Last week, Chuck Colson talked about voting being both a civic and sacred duty. And I couldn't agree more.
And if we truly care about our country, we ought to do more than just vote. We ought to put our faith to work. One way to do this is to get involved in the political campaigns of the public servant of your choice, from local mayoral candidates to congressmen to presidential nominees.
You might even consider running for office yourself. That's what John Tyler Hammonds did. John is just 19 years old and a freshman at the University of Oklahoma. But that didn't stop him from running for mayor of Muskogee, a city of 38,000 in northeastern Oklahoma. He won with 70 percent of the vote! Clearly, with God's help, big things are possible.
Of course, even outside of political campaigns, there's a lot of work to do. Tragically, no matter who is elected president, it looks like abortion is going to remain legal for a long time. This means that we should be working at pregnancy care clinics, helping young women in crisis pregnancies find solutions that don't involve taking the life of their unborn children.

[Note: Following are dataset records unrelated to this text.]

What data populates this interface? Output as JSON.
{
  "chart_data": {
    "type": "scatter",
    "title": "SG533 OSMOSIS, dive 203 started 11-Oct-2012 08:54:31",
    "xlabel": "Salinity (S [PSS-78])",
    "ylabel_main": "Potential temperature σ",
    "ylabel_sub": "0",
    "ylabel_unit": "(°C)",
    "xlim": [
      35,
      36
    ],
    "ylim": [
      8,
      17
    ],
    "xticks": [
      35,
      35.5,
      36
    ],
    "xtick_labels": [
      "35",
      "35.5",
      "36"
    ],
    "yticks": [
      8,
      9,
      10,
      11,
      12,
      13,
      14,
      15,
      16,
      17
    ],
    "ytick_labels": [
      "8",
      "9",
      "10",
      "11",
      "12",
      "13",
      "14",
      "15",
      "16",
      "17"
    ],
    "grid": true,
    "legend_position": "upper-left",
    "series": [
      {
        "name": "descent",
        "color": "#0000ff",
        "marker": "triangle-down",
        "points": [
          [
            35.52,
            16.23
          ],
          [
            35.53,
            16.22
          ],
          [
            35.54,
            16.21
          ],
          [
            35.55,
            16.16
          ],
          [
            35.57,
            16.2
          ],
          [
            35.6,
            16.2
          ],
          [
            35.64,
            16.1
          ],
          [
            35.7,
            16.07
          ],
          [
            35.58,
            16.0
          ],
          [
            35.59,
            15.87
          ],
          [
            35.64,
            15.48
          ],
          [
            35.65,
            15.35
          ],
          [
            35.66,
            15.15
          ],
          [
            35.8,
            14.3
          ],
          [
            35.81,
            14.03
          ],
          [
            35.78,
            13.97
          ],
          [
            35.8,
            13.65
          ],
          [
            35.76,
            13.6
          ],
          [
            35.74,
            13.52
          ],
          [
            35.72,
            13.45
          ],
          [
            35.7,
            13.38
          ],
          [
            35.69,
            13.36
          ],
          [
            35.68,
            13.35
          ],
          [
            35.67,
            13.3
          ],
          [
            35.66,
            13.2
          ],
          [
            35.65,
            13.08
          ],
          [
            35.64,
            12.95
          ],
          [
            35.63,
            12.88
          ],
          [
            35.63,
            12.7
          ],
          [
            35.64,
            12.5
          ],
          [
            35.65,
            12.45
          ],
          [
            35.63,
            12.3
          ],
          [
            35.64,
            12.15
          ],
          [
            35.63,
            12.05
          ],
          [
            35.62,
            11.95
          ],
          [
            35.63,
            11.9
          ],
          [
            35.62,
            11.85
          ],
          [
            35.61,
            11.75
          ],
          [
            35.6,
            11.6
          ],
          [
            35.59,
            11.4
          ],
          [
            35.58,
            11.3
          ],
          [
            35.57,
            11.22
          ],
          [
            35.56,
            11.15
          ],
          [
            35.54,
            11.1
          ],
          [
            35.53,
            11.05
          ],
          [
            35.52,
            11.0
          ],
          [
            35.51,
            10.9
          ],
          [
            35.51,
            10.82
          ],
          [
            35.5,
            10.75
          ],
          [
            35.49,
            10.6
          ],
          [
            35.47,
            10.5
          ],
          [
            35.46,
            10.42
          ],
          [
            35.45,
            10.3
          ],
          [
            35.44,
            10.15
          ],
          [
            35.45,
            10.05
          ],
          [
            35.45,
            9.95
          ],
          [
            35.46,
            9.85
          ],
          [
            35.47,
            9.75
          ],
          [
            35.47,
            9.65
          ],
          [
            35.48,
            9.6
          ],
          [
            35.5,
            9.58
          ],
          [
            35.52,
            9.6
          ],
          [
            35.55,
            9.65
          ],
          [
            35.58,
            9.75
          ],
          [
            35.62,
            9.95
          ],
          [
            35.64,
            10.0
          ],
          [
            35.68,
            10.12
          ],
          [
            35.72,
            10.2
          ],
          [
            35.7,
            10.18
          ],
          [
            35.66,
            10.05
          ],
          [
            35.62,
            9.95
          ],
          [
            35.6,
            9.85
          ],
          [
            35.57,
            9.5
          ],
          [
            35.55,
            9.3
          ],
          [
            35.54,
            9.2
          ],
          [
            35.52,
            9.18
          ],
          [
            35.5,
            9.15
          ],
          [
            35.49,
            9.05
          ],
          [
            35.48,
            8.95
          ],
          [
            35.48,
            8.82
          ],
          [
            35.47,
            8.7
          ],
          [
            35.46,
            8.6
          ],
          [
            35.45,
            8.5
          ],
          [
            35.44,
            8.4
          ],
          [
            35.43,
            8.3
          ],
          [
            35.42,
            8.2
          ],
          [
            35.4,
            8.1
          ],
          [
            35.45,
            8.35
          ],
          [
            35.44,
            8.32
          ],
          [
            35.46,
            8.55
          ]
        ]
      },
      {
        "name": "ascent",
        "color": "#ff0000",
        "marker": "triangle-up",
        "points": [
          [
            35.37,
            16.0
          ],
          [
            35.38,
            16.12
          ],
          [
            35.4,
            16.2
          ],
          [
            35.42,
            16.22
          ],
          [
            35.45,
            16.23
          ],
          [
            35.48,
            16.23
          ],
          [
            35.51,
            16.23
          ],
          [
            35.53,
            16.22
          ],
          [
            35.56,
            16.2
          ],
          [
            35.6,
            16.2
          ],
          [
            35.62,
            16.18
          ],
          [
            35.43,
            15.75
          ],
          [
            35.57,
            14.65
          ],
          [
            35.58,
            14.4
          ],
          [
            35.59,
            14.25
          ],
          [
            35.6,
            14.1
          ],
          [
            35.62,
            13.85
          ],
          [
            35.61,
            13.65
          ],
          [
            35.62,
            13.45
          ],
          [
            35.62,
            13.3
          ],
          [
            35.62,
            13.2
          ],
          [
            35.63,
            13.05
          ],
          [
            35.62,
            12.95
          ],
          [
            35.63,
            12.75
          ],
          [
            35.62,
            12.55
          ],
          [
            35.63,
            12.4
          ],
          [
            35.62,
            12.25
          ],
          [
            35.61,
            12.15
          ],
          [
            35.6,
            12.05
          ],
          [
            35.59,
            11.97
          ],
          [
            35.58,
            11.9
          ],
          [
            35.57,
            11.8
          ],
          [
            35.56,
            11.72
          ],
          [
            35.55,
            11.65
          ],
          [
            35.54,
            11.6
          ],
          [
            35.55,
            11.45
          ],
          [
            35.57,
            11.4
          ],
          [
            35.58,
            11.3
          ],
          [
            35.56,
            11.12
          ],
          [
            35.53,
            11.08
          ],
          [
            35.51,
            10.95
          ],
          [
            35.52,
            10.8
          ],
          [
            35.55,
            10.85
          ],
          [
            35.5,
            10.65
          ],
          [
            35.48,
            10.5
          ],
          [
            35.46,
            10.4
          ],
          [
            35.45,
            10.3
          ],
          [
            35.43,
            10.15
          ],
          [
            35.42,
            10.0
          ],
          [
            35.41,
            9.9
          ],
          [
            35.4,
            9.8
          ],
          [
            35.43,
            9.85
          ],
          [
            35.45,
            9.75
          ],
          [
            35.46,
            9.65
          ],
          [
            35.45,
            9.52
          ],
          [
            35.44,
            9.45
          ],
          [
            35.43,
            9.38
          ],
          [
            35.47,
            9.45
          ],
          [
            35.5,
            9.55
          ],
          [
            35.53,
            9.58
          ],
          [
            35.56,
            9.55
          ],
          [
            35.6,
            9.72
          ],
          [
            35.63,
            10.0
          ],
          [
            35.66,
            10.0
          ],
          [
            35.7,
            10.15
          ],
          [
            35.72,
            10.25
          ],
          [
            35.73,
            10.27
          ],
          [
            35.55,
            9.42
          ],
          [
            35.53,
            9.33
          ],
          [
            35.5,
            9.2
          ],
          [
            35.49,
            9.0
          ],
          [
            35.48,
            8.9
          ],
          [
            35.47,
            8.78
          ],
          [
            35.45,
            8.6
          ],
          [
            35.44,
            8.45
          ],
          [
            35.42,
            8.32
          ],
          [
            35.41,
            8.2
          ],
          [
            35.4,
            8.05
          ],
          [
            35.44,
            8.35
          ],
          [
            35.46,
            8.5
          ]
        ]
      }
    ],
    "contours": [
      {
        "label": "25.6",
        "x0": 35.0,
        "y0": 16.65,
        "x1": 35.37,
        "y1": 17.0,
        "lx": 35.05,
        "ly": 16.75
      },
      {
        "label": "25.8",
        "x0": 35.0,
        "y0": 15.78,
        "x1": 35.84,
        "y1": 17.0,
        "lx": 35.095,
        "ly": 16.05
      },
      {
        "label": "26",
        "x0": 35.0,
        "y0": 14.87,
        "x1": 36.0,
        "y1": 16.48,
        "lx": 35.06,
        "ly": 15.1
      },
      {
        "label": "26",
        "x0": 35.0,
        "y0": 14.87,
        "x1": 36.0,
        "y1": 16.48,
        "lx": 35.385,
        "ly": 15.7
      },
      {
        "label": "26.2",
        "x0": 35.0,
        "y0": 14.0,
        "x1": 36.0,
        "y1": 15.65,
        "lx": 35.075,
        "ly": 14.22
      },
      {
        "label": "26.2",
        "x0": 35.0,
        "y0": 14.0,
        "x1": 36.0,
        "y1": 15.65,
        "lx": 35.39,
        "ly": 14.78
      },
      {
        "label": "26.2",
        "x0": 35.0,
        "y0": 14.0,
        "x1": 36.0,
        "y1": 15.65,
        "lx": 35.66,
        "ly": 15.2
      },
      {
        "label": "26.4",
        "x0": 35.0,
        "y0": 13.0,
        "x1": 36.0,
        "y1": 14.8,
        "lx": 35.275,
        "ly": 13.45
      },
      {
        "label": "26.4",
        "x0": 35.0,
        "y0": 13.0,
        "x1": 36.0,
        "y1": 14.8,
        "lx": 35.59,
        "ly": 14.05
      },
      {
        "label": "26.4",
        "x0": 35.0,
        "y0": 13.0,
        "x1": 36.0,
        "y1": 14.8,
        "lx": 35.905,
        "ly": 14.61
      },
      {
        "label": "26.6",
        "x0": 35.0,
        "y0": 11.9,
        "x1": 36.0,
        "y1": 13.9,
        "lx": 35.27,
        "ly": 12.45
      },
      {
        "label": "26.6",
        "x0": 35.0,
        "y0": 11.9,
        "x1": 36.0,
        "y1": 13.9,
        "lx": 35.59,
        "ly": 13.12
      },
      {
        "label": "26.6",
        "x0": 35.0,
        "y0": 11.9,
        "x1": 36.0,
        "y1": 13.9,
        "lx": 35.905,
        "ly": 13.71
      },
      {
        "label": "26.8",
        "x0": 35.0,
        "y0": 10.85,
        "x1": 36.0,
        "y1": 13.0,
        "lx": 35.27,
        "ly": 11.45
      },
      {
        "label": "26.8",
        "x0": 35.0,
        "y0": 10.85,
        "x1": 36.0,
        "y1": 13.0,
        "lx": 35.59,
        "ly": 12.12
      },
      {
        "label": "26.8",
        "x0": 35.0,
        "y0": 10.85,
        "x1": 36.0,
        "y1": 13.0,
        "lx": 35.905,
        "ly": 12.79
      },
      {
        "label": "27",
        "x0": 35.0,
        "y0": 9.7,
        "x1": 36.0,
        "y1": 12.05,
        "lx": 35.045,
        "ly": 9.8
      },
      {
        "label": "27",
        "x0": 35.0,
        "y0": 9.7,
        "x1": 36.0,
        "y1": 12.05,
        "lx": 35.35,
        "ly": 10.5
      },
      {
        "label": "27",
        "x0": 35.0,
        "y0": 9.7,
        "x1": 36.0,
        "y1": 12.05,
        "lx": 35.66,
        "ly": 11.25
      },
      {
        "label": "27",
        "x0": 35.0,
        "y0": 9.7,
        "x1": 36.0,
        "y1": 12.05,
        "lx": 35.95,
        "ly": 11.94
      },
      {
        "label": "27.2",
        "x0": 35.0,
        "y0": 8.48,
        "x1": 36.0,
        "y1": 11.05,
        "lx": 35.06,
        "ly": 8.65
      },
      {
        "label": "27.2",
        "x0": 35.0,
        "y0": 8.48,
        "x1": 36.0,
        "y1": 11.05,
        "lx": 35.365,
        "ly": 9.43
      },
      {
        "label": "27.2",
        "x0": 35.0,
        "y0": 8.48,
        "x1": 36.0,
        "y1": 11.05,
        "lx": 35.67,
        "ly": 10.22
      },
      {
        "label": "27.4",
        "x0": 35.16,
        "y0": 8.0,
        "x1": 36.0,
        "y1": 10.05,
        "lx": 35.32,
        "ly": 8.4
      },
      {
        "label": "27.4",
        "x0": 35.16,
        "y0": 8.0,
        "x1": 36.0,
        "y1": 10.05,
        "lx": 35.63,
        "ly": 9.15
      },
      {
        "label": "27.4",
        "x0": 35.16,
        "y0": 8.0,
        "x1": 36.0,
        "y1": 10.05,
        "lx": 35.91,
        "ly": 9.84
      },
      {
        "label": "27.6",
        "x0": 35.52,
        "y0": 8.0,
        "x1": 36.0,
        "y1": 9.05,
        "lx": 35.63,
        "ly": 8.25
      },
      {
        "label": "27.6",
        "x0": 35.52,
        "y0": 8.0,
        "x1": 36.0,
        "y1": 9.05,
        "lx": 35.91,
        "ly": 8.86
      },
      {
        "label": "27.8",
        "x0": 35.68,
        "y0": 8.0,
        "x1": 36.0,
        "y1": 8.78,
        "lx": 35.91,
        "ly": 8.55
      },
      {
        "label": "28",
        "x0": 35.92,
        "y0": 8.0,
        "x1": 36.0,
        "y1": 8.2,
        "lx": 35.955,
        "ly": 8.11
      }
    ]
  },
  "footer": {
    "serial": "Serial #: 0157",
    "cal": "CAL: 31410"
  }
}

And no matter who occupies the White House, some 2 million people will remain behind bars in America's jails and prisons. Some of you should be volunteering in prison, bringing the love of Christ to desperate men and women—and helping them when they get out to find homes, jobs, and churches. And speaking to policymakers and lawmakers about bringing biblical principles to bear in the criminal justice system.
Above all, be creative! A colleague of mine is planning to have monthly fund-raising tea parties. The money will go to a different charity each month—charities that are working hard to heal our culture.
If you're an attorney, you might consider volunteering for an organization that works to protect the rights of Christians under attack from activist groups.
If you have teenagers, encourage them to take on leadership positions. They could lead a Bible study, run for student council, or mentor or tutor young children.
You can strike a blow against wrong-headed policies both by donating your time and your money. For instance, if politicians refuse to support school choice for poor students while at the same time putting their own children in private schools, hold a pizza party. Let the proceeds go to a scholarship fund for poor children. If you and your friends can get just one child out of a violent or failing school, I promise you the angels will rejoice.
Besides being fun and worthwhile, these kinds of activities will help you light a candle instead of being tempted just to curse the darkness.
Sometimes it's all too easy to fall into a mindset that if your candidate or party loses, everything is lost. Well, it's not.
So, what do we do when the election is over? Yes, we'll cheer if our candidates win and probably moan a bit if they don't. But then, the next day, let's roll up our sleeves and remember, win or lose, we still have to be salt and light in our culture.
We need to put our faith to work—and that means rolling up our sleeves after November 5th.